Turnstile bewegen sich auf dünnem Eis

Die Schattenseiten von “NEVER ENOUGH” sind aber leider allgegenwärtig. So ähneln die Songs zu Teilen so stark den zahlreichen Hits des Vorgängers, dass man es kaum ausblenden kann. So erinnert der Titeltrack klar an “MYSTERY”, “DREAMING” an “DON’T PLAY” und “SLOWDIVE” sehr stark an “FLY AGAIN” – nur um ein paar Beispiele zu nennen. Glücklicherweise holen Turnstile auf der Sound- und Produktionsebene noch so viele Spielereien raus, dass die Songs trotzdem Spaß machen und eine schöne Erweiterung zum “GLOW ON”-Material bieten. Alleine der glorreiche Fanfaren-Synth in “DREAMING” markiert einen der ikonischsten Momente der Platte. So wirklich haten kann man solche etwas klassischeren Turnstile-Songs auch einfach nicht.
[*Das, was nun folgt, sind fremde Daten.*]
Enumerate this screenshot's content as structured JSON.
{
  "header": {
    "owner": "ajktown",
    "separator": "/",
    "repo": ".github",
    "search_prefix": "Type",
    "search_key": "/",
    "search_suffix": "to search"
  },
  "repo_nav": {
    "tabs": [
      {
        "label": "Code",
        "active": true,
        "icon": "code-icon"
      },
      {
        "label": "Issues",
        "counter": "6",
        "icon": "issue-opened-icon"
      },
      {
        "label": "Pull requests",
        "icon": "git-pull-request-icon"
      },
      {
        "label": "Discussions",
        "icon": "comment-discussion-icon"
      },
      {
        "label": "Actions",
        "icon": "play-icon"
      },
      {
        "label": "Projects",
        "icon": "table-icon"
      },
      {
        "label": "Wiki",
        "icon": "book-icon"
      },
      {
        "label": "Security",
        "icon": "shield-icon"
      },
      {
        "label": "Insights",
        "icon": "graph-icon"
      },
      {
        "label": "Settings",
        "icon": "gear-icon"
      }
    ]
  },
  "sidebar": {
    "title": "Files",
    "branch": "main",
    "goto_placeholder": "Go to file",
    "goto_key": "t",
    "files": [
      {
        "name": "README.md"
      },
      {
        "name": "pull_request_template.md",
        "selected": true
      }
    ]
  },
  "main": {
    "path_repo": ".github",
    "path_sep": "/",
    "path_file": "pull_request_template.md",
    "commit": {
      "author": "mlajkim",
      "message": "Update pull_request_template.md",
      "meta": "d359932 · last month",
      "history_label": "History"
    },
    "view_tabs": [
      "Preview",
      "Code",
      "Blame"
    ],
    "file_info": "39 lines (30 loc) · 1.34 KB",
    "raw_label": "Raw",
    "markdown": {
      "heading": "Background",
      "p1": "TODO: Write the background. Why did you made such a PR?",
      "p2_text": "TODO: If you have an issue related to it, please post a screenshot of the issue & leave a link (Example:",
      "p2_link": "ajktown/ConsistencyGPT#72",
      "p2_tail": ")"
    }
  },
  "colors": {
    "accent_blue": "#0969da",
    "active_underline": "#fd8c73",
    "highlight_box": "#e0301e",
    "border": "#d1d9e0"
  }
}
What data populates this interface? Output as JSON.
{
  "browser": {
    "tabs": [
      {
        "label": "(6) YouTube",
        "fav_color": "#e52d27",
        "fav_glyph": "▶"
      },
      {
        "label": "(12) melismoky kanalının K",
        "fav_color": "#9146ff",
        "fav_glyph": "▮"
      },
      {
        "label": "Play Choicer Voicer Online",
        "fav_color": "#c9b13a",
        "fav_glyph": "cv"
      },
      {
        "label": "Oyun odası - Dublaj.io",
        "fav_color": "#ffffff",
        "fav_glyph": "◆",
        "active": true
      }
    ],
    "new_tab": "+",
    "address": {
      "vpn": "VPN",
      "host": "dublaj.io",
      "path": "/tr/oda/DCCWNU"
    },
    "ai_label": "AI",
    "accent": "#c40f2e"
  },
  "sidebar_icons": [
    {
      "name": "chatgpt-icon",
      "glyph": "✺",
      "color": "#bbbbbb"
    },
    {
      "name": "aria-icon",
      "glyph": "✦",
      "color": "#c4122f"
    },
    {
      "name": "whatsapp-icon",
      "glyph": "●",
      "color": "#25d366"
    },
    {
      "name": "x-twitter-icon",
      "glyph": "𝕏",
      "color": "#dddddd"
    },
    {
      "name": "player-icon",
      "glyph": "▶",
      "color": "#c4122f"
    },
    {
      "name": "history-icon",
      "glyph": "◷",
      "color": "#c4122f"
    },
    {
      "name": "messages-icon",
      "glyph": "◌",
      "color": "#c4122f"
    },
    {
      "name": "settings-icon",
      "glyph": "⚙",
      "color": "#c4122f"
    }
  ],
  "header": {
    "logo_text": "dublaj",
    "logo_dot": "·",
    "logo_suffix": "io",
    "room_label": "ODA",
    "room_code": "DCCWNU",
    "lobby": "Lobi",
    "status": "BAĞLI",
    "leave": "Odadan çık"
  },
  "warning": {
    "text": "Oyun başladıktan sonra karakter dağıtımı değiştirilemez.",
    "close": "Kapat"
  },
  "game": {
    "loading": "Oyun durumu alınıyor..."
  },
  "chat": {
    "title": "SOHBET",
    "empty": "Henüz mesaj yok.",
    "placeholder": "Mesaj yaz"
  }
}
Wirklich spannend wird es in den Momenten, in denen Turnstile ihrer Experimentierfreudigkeit freien Lauf lassen. So erweitern Songs wie “I CARE” und “SEEIN’ STARS” den damals schon in “NEW HEART DESIGN” angeschnittenen 80er-Einfluss. Auch die zahlreichen Interludes und Übergänge erzeugen eine ganz besondere Atmosphäre und kitten die dreizehn Songs auf schlüssige Weise zusammen. Besonders das von einer Querflöte getragene Outro von “SUNSHOWER”, das loungige Interlude “CEILING” und die tanzbare zweite Hälfte von “LOOK OUT FOR ME” bestechen durch viel mehr als ihre Funktionalität. So sind es die reichhaltigen Klänge und der mittlerweile fest etablierte Orgelsound der Band, die den besonderen Appeal von solchen Spielereien ausmachen.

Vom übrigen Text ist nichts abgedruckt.